It would be beneficial if the state also joined in. For example, creating support programmes for such women, popularising technical professions among young people, improving vocational technical schools, opening more training centres for obtaining a Category C licence, and developing transport infrastructure to meet needs such as restrooms, showers, laundry facilities, quick meal preparation or reheating, sports grounds, and comfortable rest areas for lorries. This is necessary not only for women but for all road users.

It's Not Just a Matter of Private Business

Yana Romanenko, Nibulon Group of Companies (agricultural production, shipbuilding)


At our company, we have projects aimed at mastering so-called "male" professions – for example, specialities such as truck driver, security guard, agricultural machinery operator, production shift supervisor, grain processing operator, sapper, and crane operator on a floating crane. We had to start these projects because we see them as an effective way to overcome the staff shortage in wartime conditions. We are feeling the impact of factors such as military mobilisation and staff turnover. This is our own initiative at Nibulon. For now, these projects are primarily funded by the company itself, although we are, of course, hoping for grant support, which is currently limited.


Women generally express interest in mastering so-called "male" professions, but the actual readiness is not very high. Yes, women are willing to learn, but not all of them are ready to work under certain conditions. For example, the job of a truck driver involves long trips and heavy loads. Many women have children and families at home. However, we need to cultivate a culture, break stereotypes, and act proactively. Therefore, we need to conduct informational and explanatory work, and promote such projects publicly. Moreover, society is not very ready for such changes, especially male managers and existing teams of workers. I believe that the promotion of these efforts must be undertaken by the state, large companies, and society in general. This is not just the task of private companies, I am sure.

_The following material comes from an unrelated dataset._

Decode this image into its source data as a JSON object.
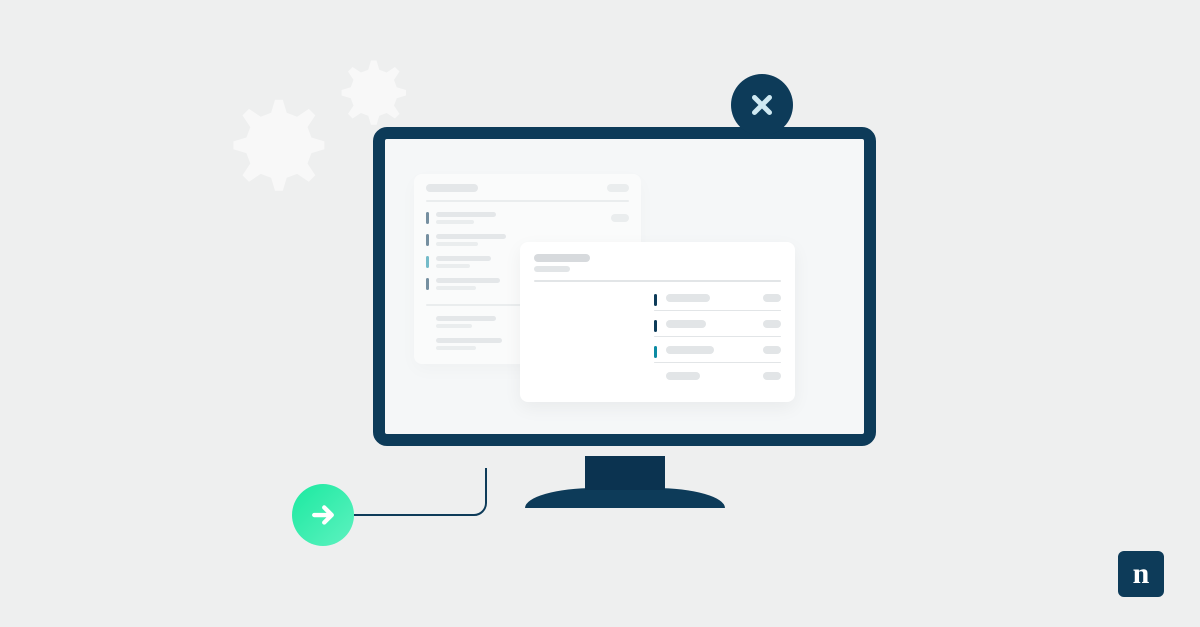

Photo: Before the full-scale Russian invasion, women in Ukraine were mastering so-called "male professions." Now, their presence behind the wheel of public transport is becoming more noticeable. A female suburban bus driver in the city of Irpin, Kyiv region. Source: FB IrpinDaily.

Stage of Acceptance

In Ukraine, mastering so-called "male professions" is not straightforward for women. As with any complex issue, there are many influencing factors, some of which help this process, and some hinder it.

Let's start with the hindrances. Unfortunately, societal perception is not the biggest problem. The biggest issue is the economy, specifically the lack of investment during the war. For a workplace in a formerly "male profession" to be physically comfortable and accessible to women, it must be well-equipped. "Well-equipped" means "expensive." For example, a female truck driver needs a modern vehicle with a comfortable cab and powerful automation. A female construction worker needs modern, powerful construction machinery that eliminates the need for heavy physical labour. These systems are costly.

This means that attracting women requires significant capital investment. For a relatively weak Ukrainian economy with high loan interest rates, usually exceeding 12% per annum, this is a substantial problem. Surprisingly, the main obstacle to women's rights in formerly "male professions" is not societal perception but the lack of investment.

Another investment-related problem is workplace amenities. Women are traditionally more demanding in this regard. Showers and comfortable dining areas also cost money. Employers have to invest in working conditions as well. Men joke that "women will come - women will bring order," as comfort requirements in working professions in Ukraine were not previously considered too necessary for male workers.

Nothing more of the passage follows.